When couples disagree, strong emotions are often evoked. People may look to hurt the other person, or the lack of recognizing the other person’s needs can lead to disappointment and sometimes irreparable rifts and eventual breakups. When we work at resolving conflicts in a healthy way, we increase our trust, the bonds we share with the other person, and we can gain an understanding which enhances the bonds of a couple’s relationship.

Conflict resolution begins with understanding yourself and your own feelings. Caring for your own emotions, will help you understand your own needs that much better. By understanding your own needs, you will be better able to communicate them to your partner.

Stress Relief Tips for Better Conflict Resolutions

If you find yourself stressed during moments of conflicts, start with a quick stress relief exercise so that you can stay focused and calm in the situation.

  • take a couple of deep long breaths
  • smile
  • close your eyes and picture your child’s face
  • hug or kiss someone
  • make a cup of tea
  • think of something positive
  • take a walk
  • use your senses of taste, touch, sight, sound, and smell. Through sensory input, you can soothe yourself.

When people get stressed, they are quicker to anger, they may be agitated, they may shut down, they may elicit little energy or emotions.

Conflict Resolution Guidelines

People who are stressed have less ability to perceive the other person’s non verbal cues. They may not be able to hear what the other person is really saying or be in touch with their own feelings or needs, and their ability to communicate becomes compromised.

Emotional awareness is an important aspect in conflict resolution and the ability to respond in a way that will attract and influence others.

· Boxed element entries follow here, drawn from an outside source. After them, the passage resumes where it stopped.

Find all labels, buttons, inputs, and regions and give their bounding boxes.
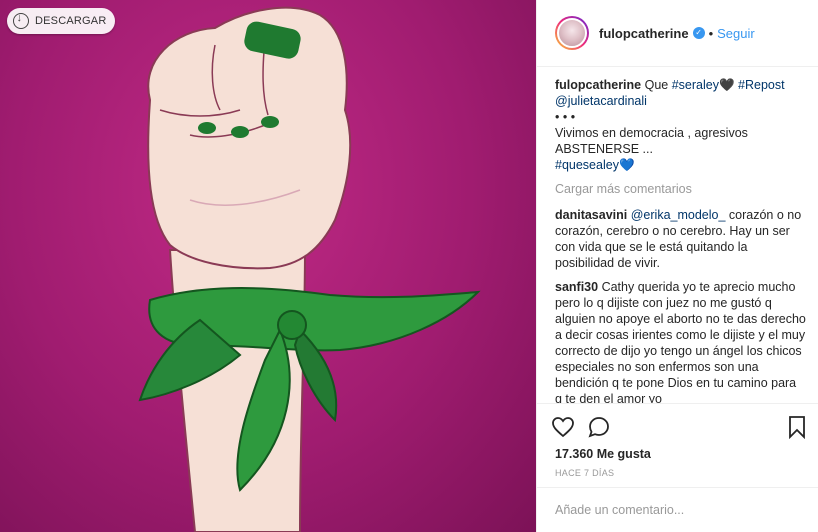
post-sidebar: fulopcatherine ✓ • Seguir fulopcatherine…: [536, 0, 818, 532]
post-image[interactable]: DESCARGAR: [0, 0, 536, 532]
caption: fulopcatherine Que #seraley🖤 #Repost @ju…: [555, 77, 806, 173]
raised-fist-illustration: [138, 6, 481, 532]
post-actions: [537, 403, 818, 449]
mention-julietacardinali[interactable]: @julietacardinali: [555, 94, 647, 108]
hashtag-repost[interactable]: #Repost: [738, 78, 785, 92]
comment-username[interactable]: sanfi30: [555, 280, 598, 294]
download-label: DESCARGAR: [35, 15, 107, 27]
comment-text: Cathy querida yo te aprecio mucho pero l…: [555, 280, 806, 403]
post-header: fulopcatherine ✓ • Seguir: [537, 0, 818, 67]
black-heart-emoji: 🖤: [718, 78, 735, 92]
hashtag-quesealey[interactable]: #quesealey: [555, 158, 619, 172]
load-more-comments[interactable]: Cargar más comentarios: [555, 181, 806, 197]
comment-item: danitasavini @erika_modelo_ corazón o no…: [555, 207, 806, 271]
caption-intro: Que: [644, 78, 669, 92]
caption-line-1: Vivimos en democracia , agresivos: [555, 126, 748, 140]
verified-icon: ✓: [692, 27, 705, 39]
comment-mention[interactable]: @erika_modelo_: [631, 208, 726, 222]
follow-button[interactable]: Seguir: [717, 26, 755, 41]
blue-heart-emoji: 💙: [618, 158, 635, 172]
post-time[interactable]: HACE 7 DÍAS: [555, 468, 614, 478]
bookmark-icon[interactable]: [785, 415, 809, 439]
add-comment-placeholder: Añade un comentario...: [555, 503, 685, 517]
download-icon: [13, 12, 29, 29]
heart-icon[interactable]: [551, 415, 575, 439]
header-username[interactable]: fulopcatherine: [599, 26, 689, 41]
comment-username[interactable]: danitasavini: [555, 208, 627, 222]
add-comment-input[interactable]: Añade un comentario...: [537, 487, 818, 532]
comments-list[interactable]: fulopcatherine Que #seraley🖤 #Repost @ju…: [537, 67, 818, 403]
caption-dots: • • •: [555, 110, 576, 124]
comment-icon[interactable]: [587, 415, 611, 439]
download-button[interactable]: DESCARGAR: [7, 8, 116, 34]
caption-line-2: ABSTENERSE ...: [555, 142, 653, 156]
hashtag-seraley[interactable]: #seraley: [672, 78, 719, 92]
avatar[interactable]: [555, 16, 589, 50]
comment-item: sanfi30 Cathy querida yo te aprecio much…: [555, 279, 806, 403]
separator: •: [708, 25, 714, 41]
likes-count[interactable]: 17.360 Me gusta: [555, 447, 651, 461]
caption-username[interactable]: fulopcatherine: [555, 78, 641, 92]
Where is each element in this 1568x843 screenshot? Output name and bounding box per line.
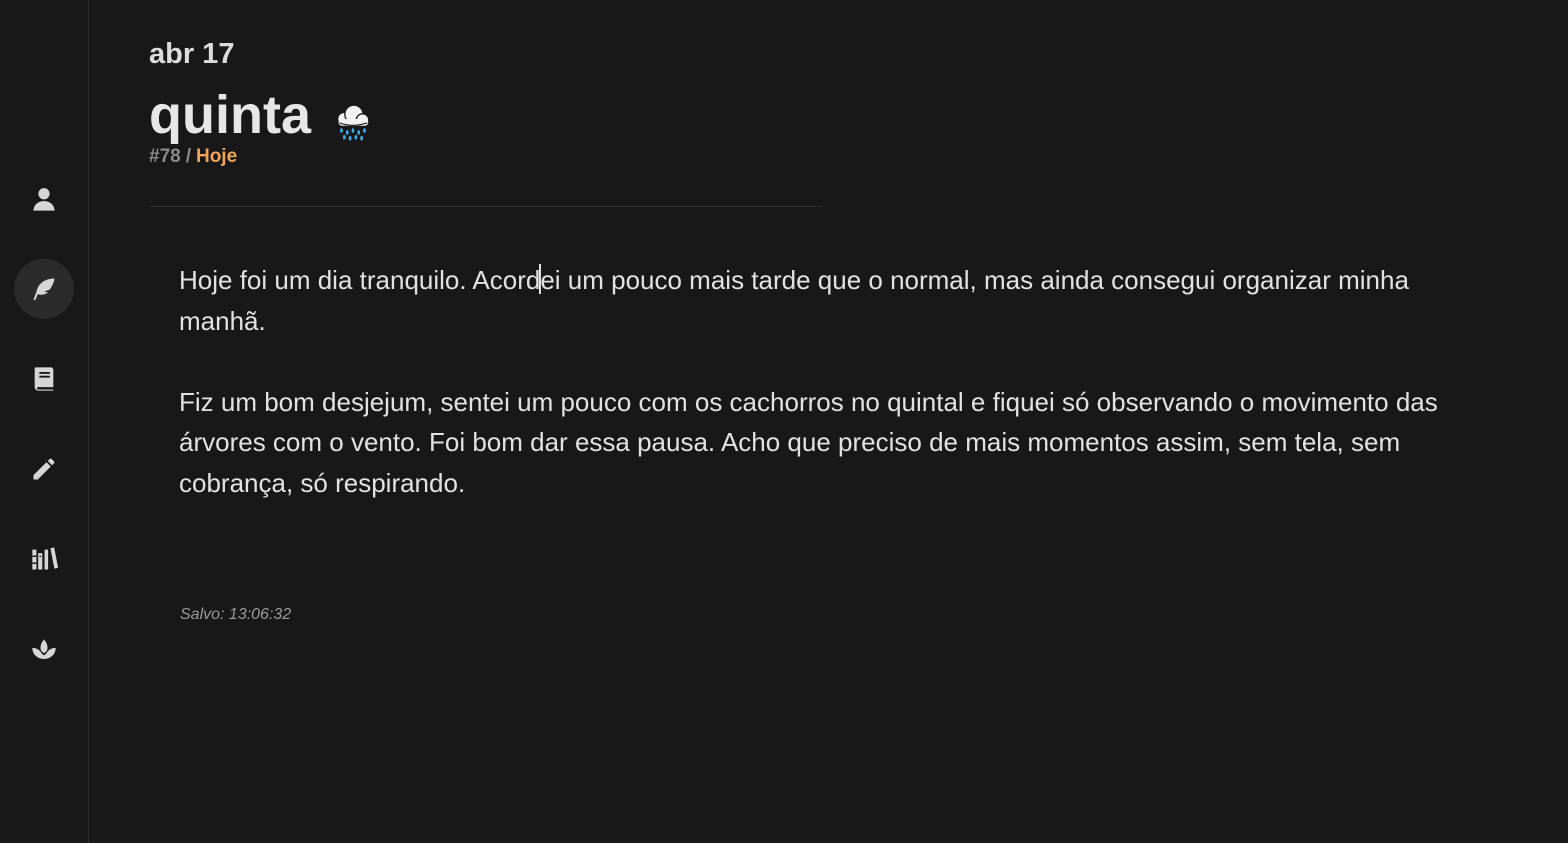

Keeping stress and emotions in balance will enable you to fully enjoy pleasures, to laugh more, to get beyond adversity and the challenges that arise from conflict. Through proper resolution, you can have an opportunity for greater connectivity and intimacy with your mate.


Here are some conflict resolution guidelines:

  • listen to your partner with the idea that you want to understand what they are saying. Sometimes we listen so that we can debate, so that we can be heard.
  • stay focused on the idea that solving is what is important, not to be right.
  • focus on the current issues at hand, even though there may be a basketful of hurts and resentments you want resolved too.
  • don’t look to blame, look for practical and satisfying solutions.
  • pick your battles by considering what is truly important to devote your energy towards.
  • forgiveness, not punishment will lead to more positive solutions
  • if is not important let it go by agreeing to disagree so that you can move on and not get caught up in little things that don’t really matter when you look at the big picture.